A parada é a seguinte: mais duas imagens acabam de entrar para o acervo do blog do Comendador. Uma delas é de 1990, feita pelo fotógrafo Bruno Veiga, durante uma reunião de planejamento para o primeiro disco do Guinga, Simples e Absurdo. Esta foto também está na biografia do Guinga (O Compositor que Perpetua o Tempo, de Mario Marques).

Infelizmente ninguém se lembra o motivo dessa risada tão boa, mas era sempre assim: bom humor nunca faltou nos trabalhos com Paulinho Albuquerque. Por falar em humor, naquela prateleira ali atrás tem várias fitas VHS com programas de TV do grupo Monty Python, que ele adorava.

Outra coisa: na época, Paulinho estava com a mobília bucal desfalcada, passando por um tratamento dentário que seria finalizado pouco tempo depois. Mas o dentista responsável não foi o Dr. Carlos Althier de Souza Lemos Escobar, que estava ali presente apenas na função de Guinga, compositor e violonista no início de uma carreira de sucesso.

A outra foto foi feita em 2001, por um fotógrafo ainda não identificado. O ambiente é o mesmo, o aposento que Paulinho chamava de “o quarto do som”. Na parede, fotos de grandes nomes da música: Djavan, Milton Nascimento com Sarah Vaughan e João Bosco, Clementina de Jesus com Turíbio Santos, Fátima Guedes, Tom Jobim descansando e Gilberto Gil no atabaque. Paulinho com Djavan e Aldir Blanc, Luiz Gonzaga e Vinícius de Moraes…Nesta foto, Paulinho Albuquerque achava que tinha ficado parecido com o Vinícius de Moraes, que está ali ao lado. Alíás, Vinícius era o “Poetinha”, e Paulo Albuquerque era o “Paulinho”. Tinham em comum esse diminutivo carinhoso. Mas eram grandes figuraças, tipo extra-extra-large.
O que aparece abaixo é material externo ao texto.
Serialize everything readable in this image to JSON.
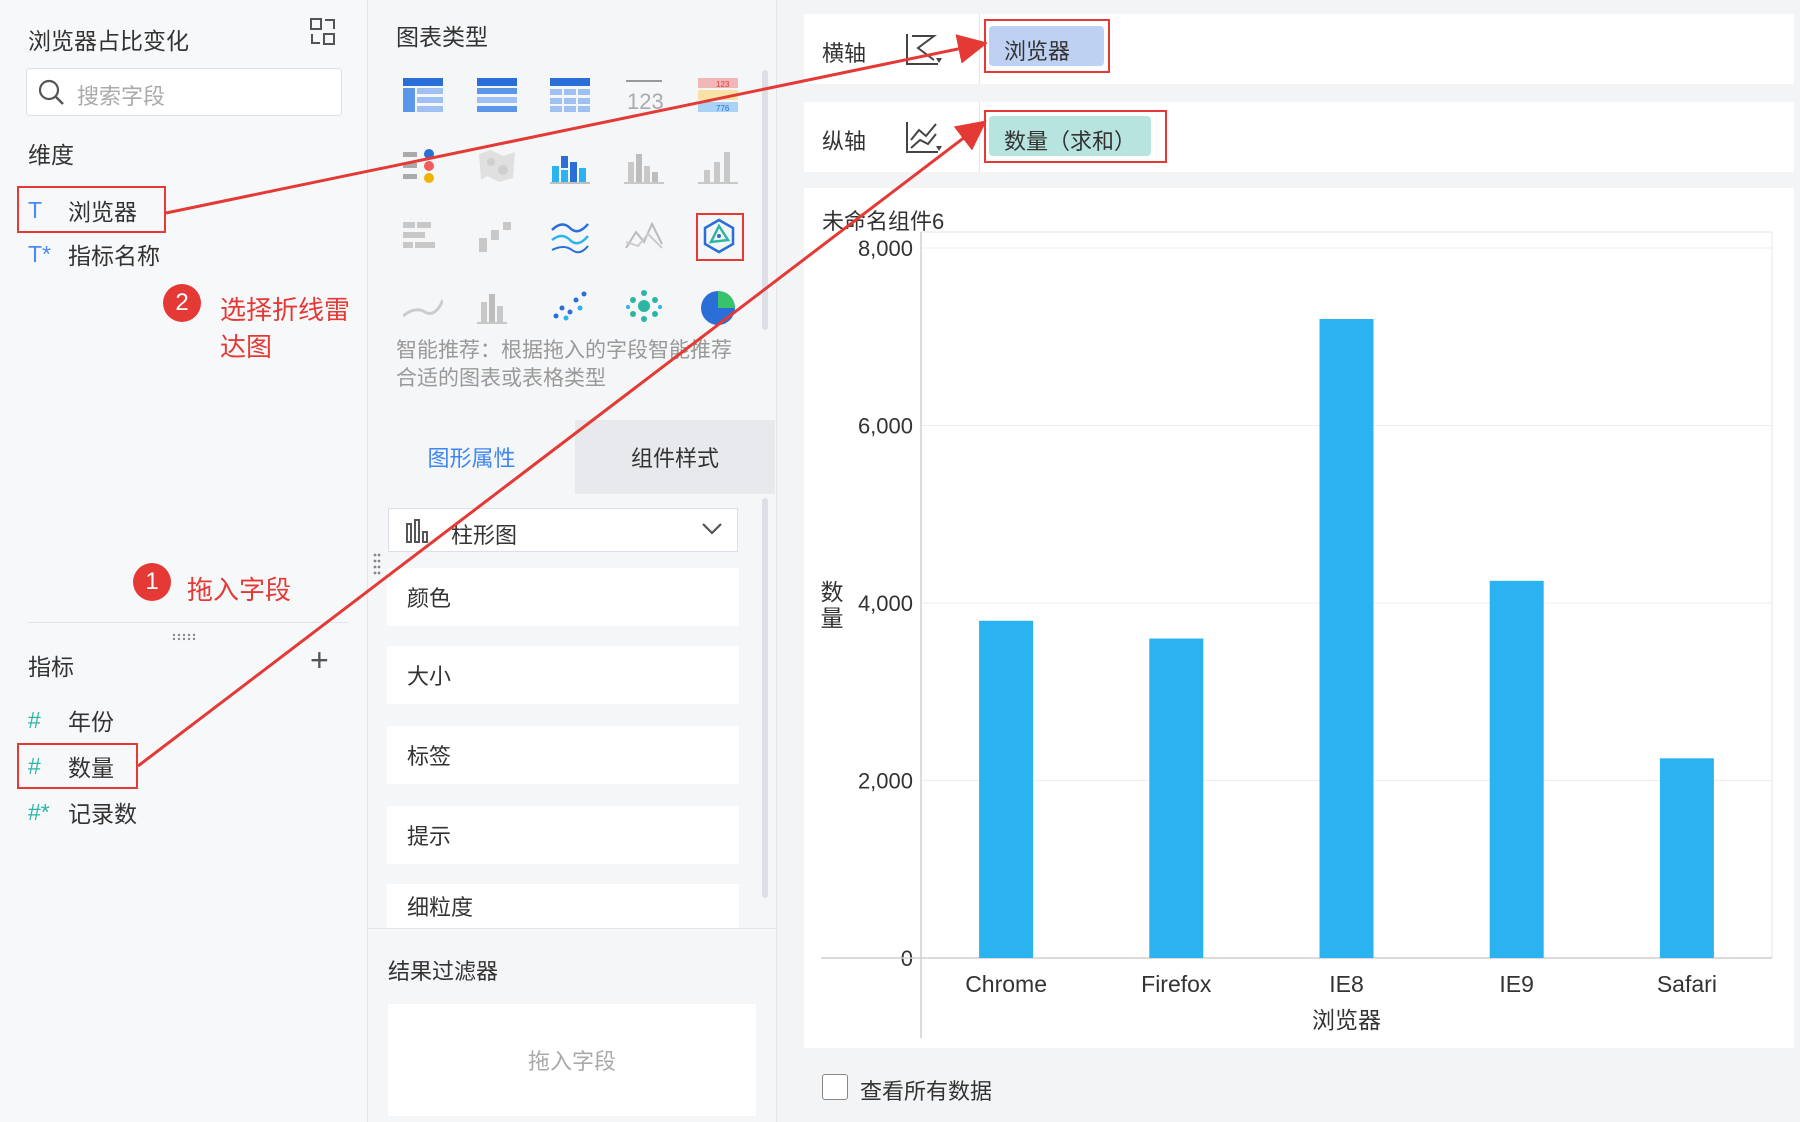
{
  "left_panel": {
    "title": "浏览器占比变化",
    "search_placeholder": "搜索字段",
    "dimensions_title": "维度",
    "dimensions": [
      {
        "icon": "T",
        "label": "浏览器"
      },
      {
        "icon": "T*",
        "label": "指标名称"
      }
    ],
    "metrics_title": "指标",
    "metrics": [
      {
        "icon": "#",
        "label": "年份"
      },
      {
        "icon": "#",
        "label": "数量"
      },
      {
        "icon": "#*",
        "label": "记录数"
      }
    ]
  },
  "middle_panel": {
    "chart_types_title": "图表类型",
    "smart_recommend": "智能推荐：根据拖入的字段智能推荐合适的图表或表格类型",
    "tabs": [
      "图形属性",
      "组件样式"
    ],
    "active_tab": "图形属性",
    "chart_type_select": "柱形图",
    "properties": [
      "颜色",
      "大小",
      "标签",
      "提示",
      "细粒度"
    ],
    "result_filter_title": "结果过滤器",
    "drop_field_placeholder": "拖入字段"
  },
  "axes": {
    "x_label": "横轴",
    "x_field": "浏览器",
    "y_label": "纵轴",
    "y_field": "数量（求和）"
  },
  "annotations": {
    "step1_number": "1",
    "step1_text": "拖入字段",
    "step2_number": "2",
    "step2_text": "选择折线雷达图"
  },
  "chart_data": {
    "type": "bar",
    "title": "未命名组件6",
    "xlabel": "浏览器",
    "ylabel": "数量",
    "categories": [
      "Chrome",
      "Firefox",
      "IE8",
      "IE9",
      "Safari"
    ],
    "values": [
      3800,
      3600,
      7200,
      4250,
      2250
    ],
    "ylim": [
      0,
      8000
    ],
    "yticks": [
      "0",
      "2,000",
      "4,000",
      "6,000",
      "8,000"
    ],
    "color": "#2ab3f0",
    "grid": true
  },
  "footer": {
    "view_all_label": "查看所有数据"
  },
  "colors": {
    "accent": "#3d86f4",
    "annotation_red": "#e53935",
    "bar": "#2ab3f0"
  }
}
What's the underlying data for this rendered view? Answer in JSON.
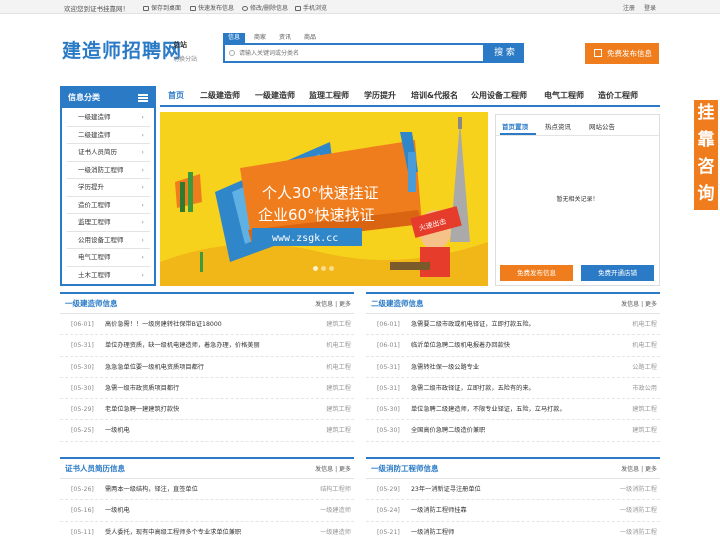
{
  "topbar": {
    "welcome": "欢迎您到证书挂靠网！",
    "links": [
      "保存到桌面",
      "快速发布信息",
      "修改/删除信息",
      "手机浏览"
    ],
    "login": "注册",
    "register": "登录"
  },
  "header": {
    "logo": "建造师招聘网",
    "station": "总站",
    "switch": "切换分站",
    "search_tabs": [
      "信息",
      "商家",
      "资讯",
      "商品"
    ],
    "search_placeholder": "请输入关键词或分类名",
    "search_button": "搜 索",
    "publish_button": "免费发布信息"
  },
  "sidebar": {
    "title": "信息分类",
    "items": [
      "一级建造师",
      "二级建造师",
      "证书人员简历",
      "一级消防工程师",
      "学历提升",
      "造价工程师",
      "监理工程师",
      "公用设备工程师",
      "电气工程师",
      "土木工程师"
    ]
  },
  "nav": {
    "items": [
      "首页",
      "二级建造师",
      "一级建造师",
      "监理工程师",
      "学历提升",
      "培训&代报名",
      "公用设备工程师",
      "电气工程师",
      "造价工程师"
    ]
  },
  "banner": {
    "line1": "个人30°快速挂证",
    "line2": "企业60°快速找证",
    "url": "www.zsgk.cc",
    "sign": "火速出击"
  },
  "infobox": {
    "tabs": [
      "首页置顶",
      "热点资讯",
      "网站公告"
    ],
    "empty": "暂无相关记录！",
    "btn_publish": "免费发布信息",
    "btn_shop": "免费开通店铺"
  },
  "sections": [
    {
      "title": "一级建造师信息",
      "more": "发信息 | 更多",
      "rows": [
        {
          "date": "[06-01]",
          "title": "高价急需！！一级房建转社保带B证18000",
          "tag": "建筑工程"
        },
        {
          "date": "[05-31]",
          "title": "单位办理资质，缺一级机电建造师，着急办理，价格美丽",
          "tag": "机电工程"
        },
        {
          "date": "[05-30]",
          "title": "急急急单位要一级机电资质项目都行",
          "tag": "机电工程"
        },
        {
          "date": "[05-30]",
          "title": "急需一级市政资质项目都行",
          "tag": "建筑工程"
        },
        {
          "date": "[05-29]",
          "title": "老单位急聘一建建筑打款快",
          "tag": "建筑工程"
        },
        {
          "date": "[05-25]",
          "title": "一级机电",
          "tag": "建筑工程"
        }
      ]
    },
    {
      "title": "二级建造师信息",
      "more": "发信息 | 更多",
      "rows": [
        {
          "date": "[06-01]",
          "title": "急需要二级市政或机电铎证，立即打款五险。",
          "tag": "机电工程"
        },
        {
          "date": "[06-01]",
          "title": "临沂单位急聘二级机电报着办回款快",
          "tag": "机电工程"
        },
        {
          "date": "[05-31]",
          "title": "急需转社保一级公路专业",
          "tag": "公路工程"
        },
        {
          "date": "[05-31]",
          "title": "急需二级市政铎证，立即打款，五险有的来。",
          "tag": "市政公用"
        },
        {
          "date": "[05-30]",
          "title": "单位急聘二级建造师，不限专业铎证，五险，立马打款。",
          "tag": "建筑工程"
        },
        {
          "date": "[05-30]",
          "title": "全国高价急聘二级造价兼职",
          "tag": "建筑工程"
        }
      ]
    },
    {
      "title": "证书人员简历信息",
      "more": "发信息 | 更多",
      "rows": [
        {
          "date": "[05-26]",
          "title": "需两本一级结构，铎注，直签单位",
          "tag": "结构工程师"
        },
        {
          "date": "[05-16]",
          "title": "一级机电",
          "tag": "一级建造师"
        },
        {
          "date": "[05-11]",
          "title": "受人委托，现有中高级工程师多个专业求单位兼职",
          "tag": "一级建造师"
        }
      ]
    },
    {
      "title": "一级消防工程师信息",
      "more": "发信息 | 更多",
      "rows": [
        {
          "date": "[05-29]",
          "title": "23年一消新证寻注册单位",
          "tag": "一级消防工程"
        },
        {
          "date": "[05-24]",
          "title": "一级消防工程师挂靠",
          "tag": "一级消防工程"
        },
        {
          "date": "[05-21]",
          "title": "一级消防工程师",
          "tag": "一级消防工程"
        }
      ]
    }
  ],
  "float_button": [
    "挂",
    "靠",
    "咨",
    "询"
  ],
  "colors": {
    "primary": "#2a7ac6",
    "accent": "#f07d1d"
  }
}
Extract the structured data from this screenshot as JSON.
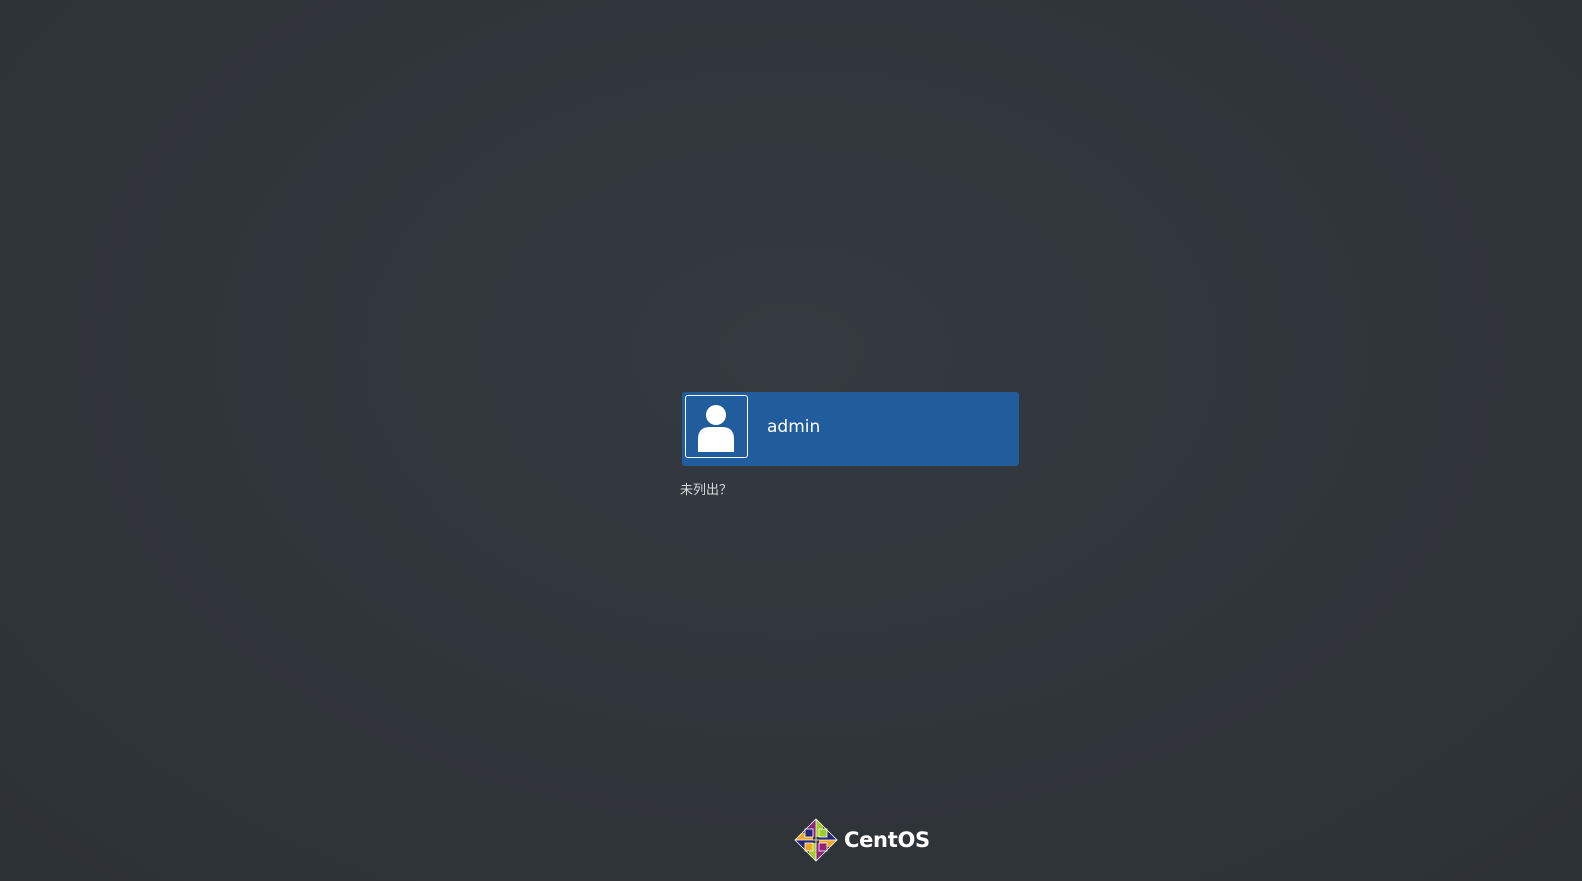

Paulinho e Guinga quase saíram na porrada…

Guinga

Minha história com o Paulinho só teve um momento ruim. Só um. E foi logo no meu primeiro disco, o Simples e Absurdo, de 1991. Aliás, esse disco só saiu por causa dele. O Paulinho se apaixonou pela minha música e disse:  “Cara, você já tá com 40 anos de idade, tem um monte de composições, você  tem que gravar um disco…”.

Aí ele pegou essa bandeira e foi em frente. Foi mobilizando mais gente, e tal… Na verdade, eu devo esse primeiro disco a ele, a Aldir Blanc, Herbert de Souza (o Betinho), Vitor Martins e Ivan Lins. Depois, até 2006, o Paulinho fez todos os meus discos (Cheio de Dedos, Suite Leopoldina, Cine Baronesa e Noturno Copacabana), menos um, o Delírio Carioca, em 93, porque ele não teria tempo na época da gravação, e pediu para o Zé Nogueira assumir a produção. Mas mesmo assim, todo dia ele dava um jeito de passar lá no estúdio pra dar uma olhada…

Mas foi justamente no primeiro disco que eu e o Paulinho nos aborrecemos…

Quando o CD ficou pronto eu dei uma entrevista no Jornal do Brasil, pro João Máximo. E o João fez aquela pergunta clássica: “E aí? Você ficou satisfeito com o resultado final do disco?”. Só que eu não respondi da maneira clássica! Não tinha muita prática nesse negócio de divulgação, e aí eu fui sincero demais, falei: “Eu fiquei satisfeito, mas não totalmente… Tem uma faixa lá que eu não gostei, uma faixa assim, assim…” Cara, eu não podia fazer isso! Eu dei um tiro no pé, fui sincero demais… Depois eu pensei: “Cara, pra que que eu fui falar isso?!”.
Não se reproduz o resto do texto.